Open your crontab with crontab -e and chain the ping after your command with &&:

Terminal window
0 3 * * * /opt/run-backup.sh && curl -fsS https://didmyjobrun.com/ping/<your-key>
  • Replace <your-key> with your monitor’s URL from the dashboard.
  • The && means the ping only fires if run-backup.sh succeeded (exit code 0). If the job fails, no ping is sent and you get alerted — which is the point.
  • The -fsS flags keep cron’s output quiet on success while still surfacing real errors.

That’s it. Set your monitor’s period to match the schedule (here, 1 day) and add a little grace for jobs that occasionally run late.
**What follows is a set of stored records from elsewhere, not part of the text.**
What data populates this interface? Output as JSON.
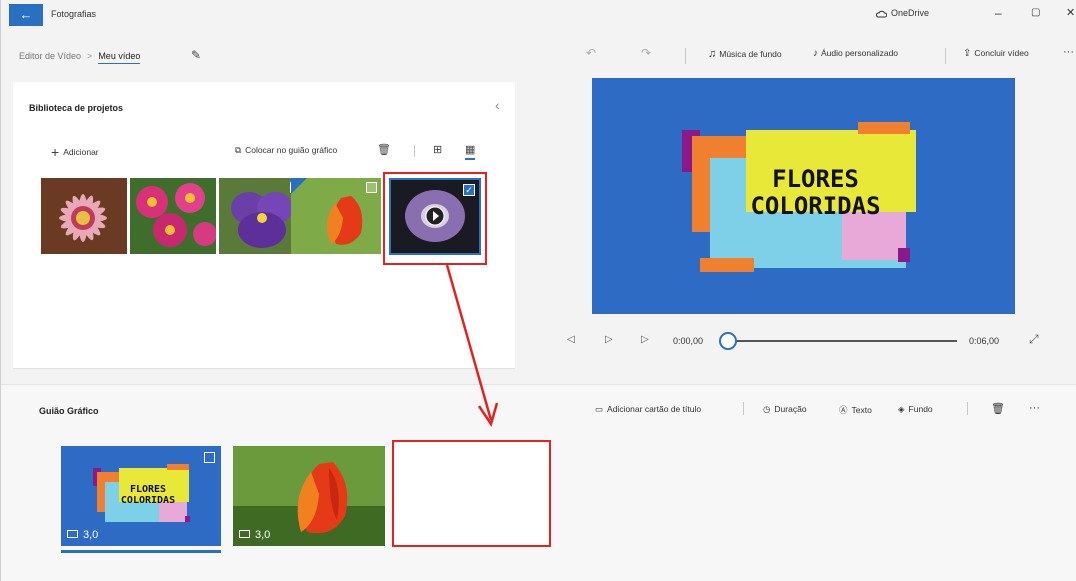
{
  "titlebar": {
    "back_icon": "arrow-left-icon",
    "app_title": "Fotografias",
    "onedrive_label": "OneDrive",
    "minimize": "–",
    "maximize": "▢",
    "close": "✕"
  },
  "breadcrumb": {
    "parent": "Editor de Vídeo",
    "separator": ">",
    "current": "Meu vídeo"
  },
  "toolbar": {
    "background_music": "Música de fundo",
    "custom_audio": "Áudio personalizado",
    "finish_video": "Concluir vídeo",
    "more": "···"
  },
  "library": {
    "title": "Biblioteca de projetos",
    "add_label": "Adicionar",
    "place_label": "Colocar no guião gráfico"
  },
  "preview": {
    "title_line1": "FLORES",
    "title_line2": "COLORIDAS",
    "time_current": "0:00,00",
    "time_total": "0:06,00"
  },
  "storyboard": {
    "title": "Guião Gráfico",
    "add_title_card": "Adicionar cartão de título",
    "duration": "Duração",
    "text": "Texto",
    "background": "Fundo",
    "more": "···",
    "cards": [
      {
        "line1": "FLORES",
        "line2": "COLORIDAS",
        "duration": "3,0"
      },
      {
        "duration": "3,0"
      }
    ]
  },
  "colors": {
    "accent": "#2b6fc1",
    "annotation_red": "#e02424",
    "preview_bg": "#2e6bc4"
  }
}
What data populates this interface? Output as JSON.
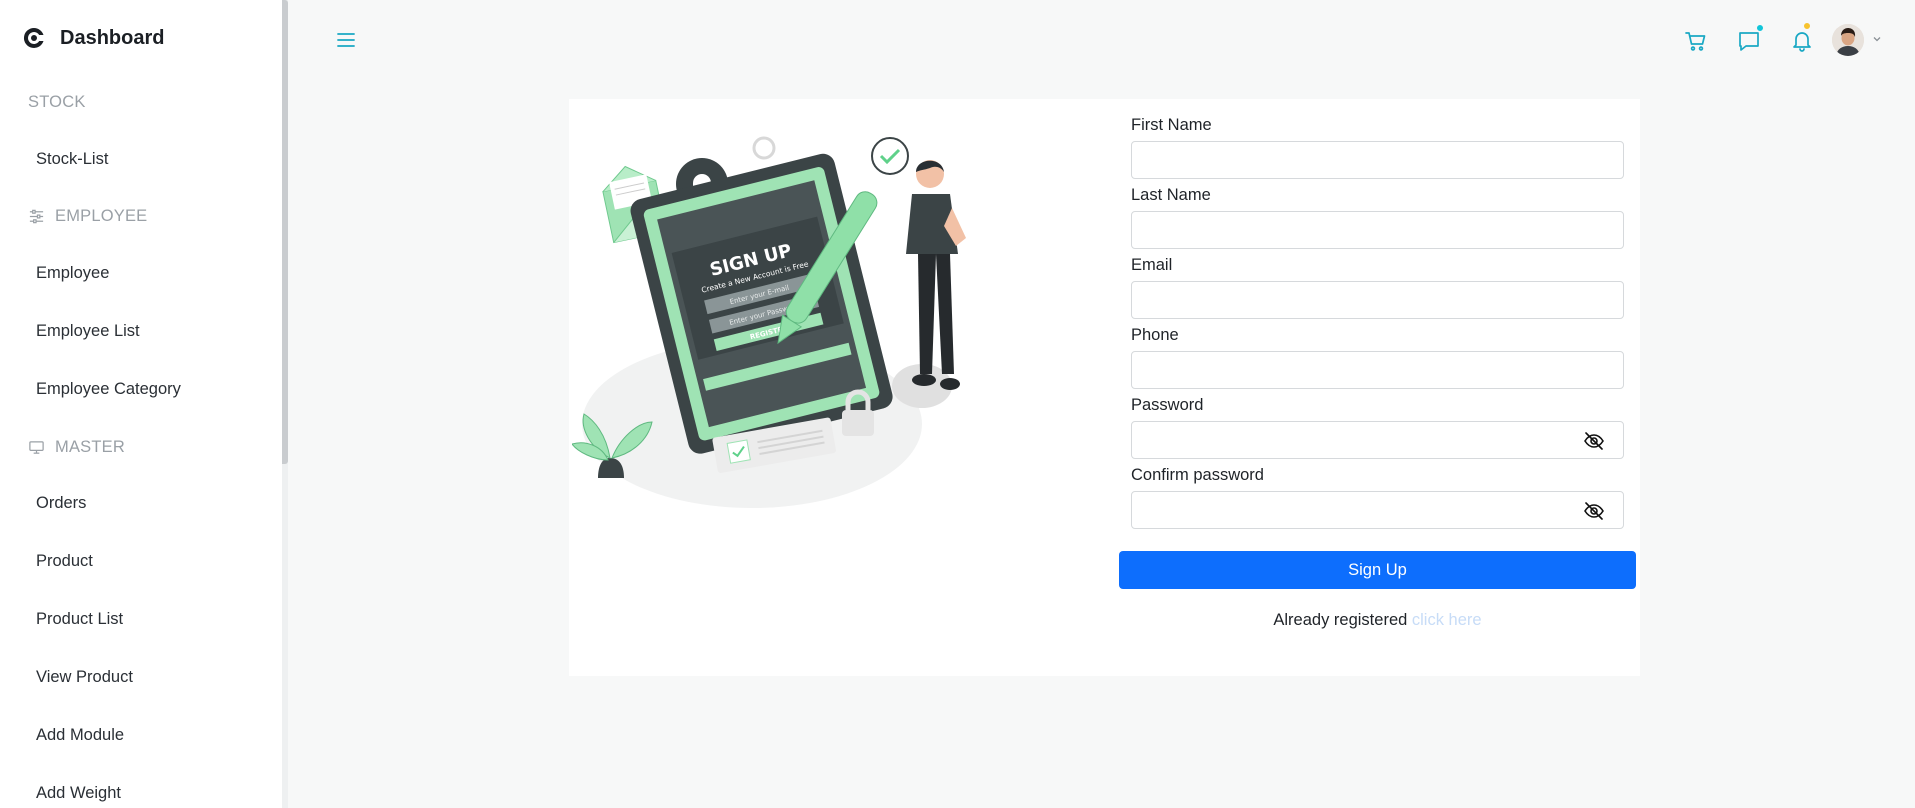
{
  "sidebar": {
    "brand": "Dashboard",
    "sections": [
      {
        "heading": "STOCK",
        "icon": "",
        "items": [
          "Stock-List"
        ]
      },
      {
        "heading": "EMPLOYEE",
        "icon": "sliders-icon",
        "items": [
          "Employee",
          "Employee List",
          "Employee Category"
        ]
      },
      {
        "heading": "MASTER",
        "icon": "monitor-icon",
        "items": [
          "Orders",
          "Product",
          "Product List",
          "View Product",
          "Add Module",
          "Add Weight"
        ]
      }
    ]
  },
  "header": {
    "icons": [
      "menu-icon",
      "cart-icon",
      "chat-icon",
      "bell-icon"
    ],
    "badge_colors": {
      "chat": "#11c5d9",
      "bell": "#f7c32e"
    },
    "accent": "#1aa8c4"
  },
  "form": {
    "fields": [
      {
        "label": "First Name",
        "value": ""
      },
      {
        "label": "Last Name",
        "value": ""
      },
      {
        "label": "Email",
        "value": ""
      },
      {
        "label": "Phone",
        "value": ""
      },
      {
        "label": "Password",
        "value": ""
      },
      {
        "label": "Confirm password",
        "value": ""
      }
    ],
    "submit_label": "Sign Up",
    "already_text": "Already registered",
    "link_text": "click here"
  },
  "illustration": {
    "heading": "SIGN UP",
    "subheading": "Create a New Account is Free",
    "email_placeholder": "Enter your E-mail",
    "password_placeholder": "Enter your Password",
    "button": "REGISTER"
  },
  "colors": {
    "primary": "#0d6efd",
    "illustration_green": "#8fe0a8",
    "illustration_dark": "#3b4446"
  }
}
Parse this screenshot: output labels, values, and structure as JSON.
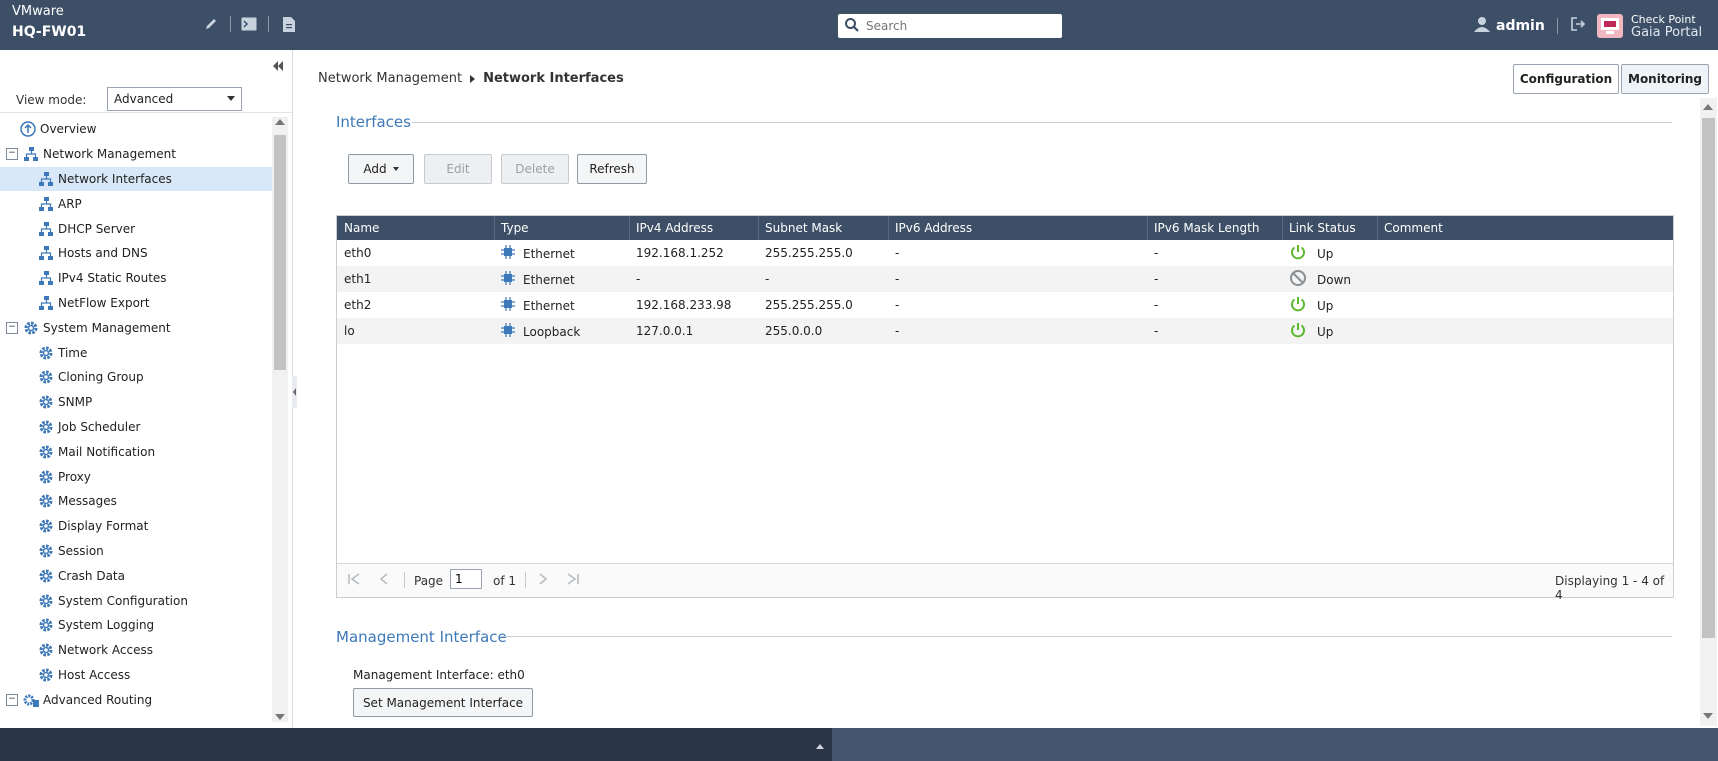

Pinging from inside a script

If your cron line runs a script, you can put the ping at the very end of the script instead, so it only runs after all the work succeeds:

#!/usr/bin/env bash
set -e # exit immediately if any command fails
# ... do the work ...
curl -fsS https://didmyjobrun.com/ping/<your-key>

With set -e, any failing step aborts the script before it reaches the ping.

systemd timers

If you use a systemd timer instead of cron, add the ping as the last ExecStart line (or at the end of the script the unit runs):

[Service]
Type=oneshot
ExecStart=/opt/run-backup.sh
ExecStart=/usr/bin/curl -fsS https://didmyjobrun.com/ping/<your-key>

systemd runs each ExecStart only if the previous one succeeded, so a failed backup never reaches the ping.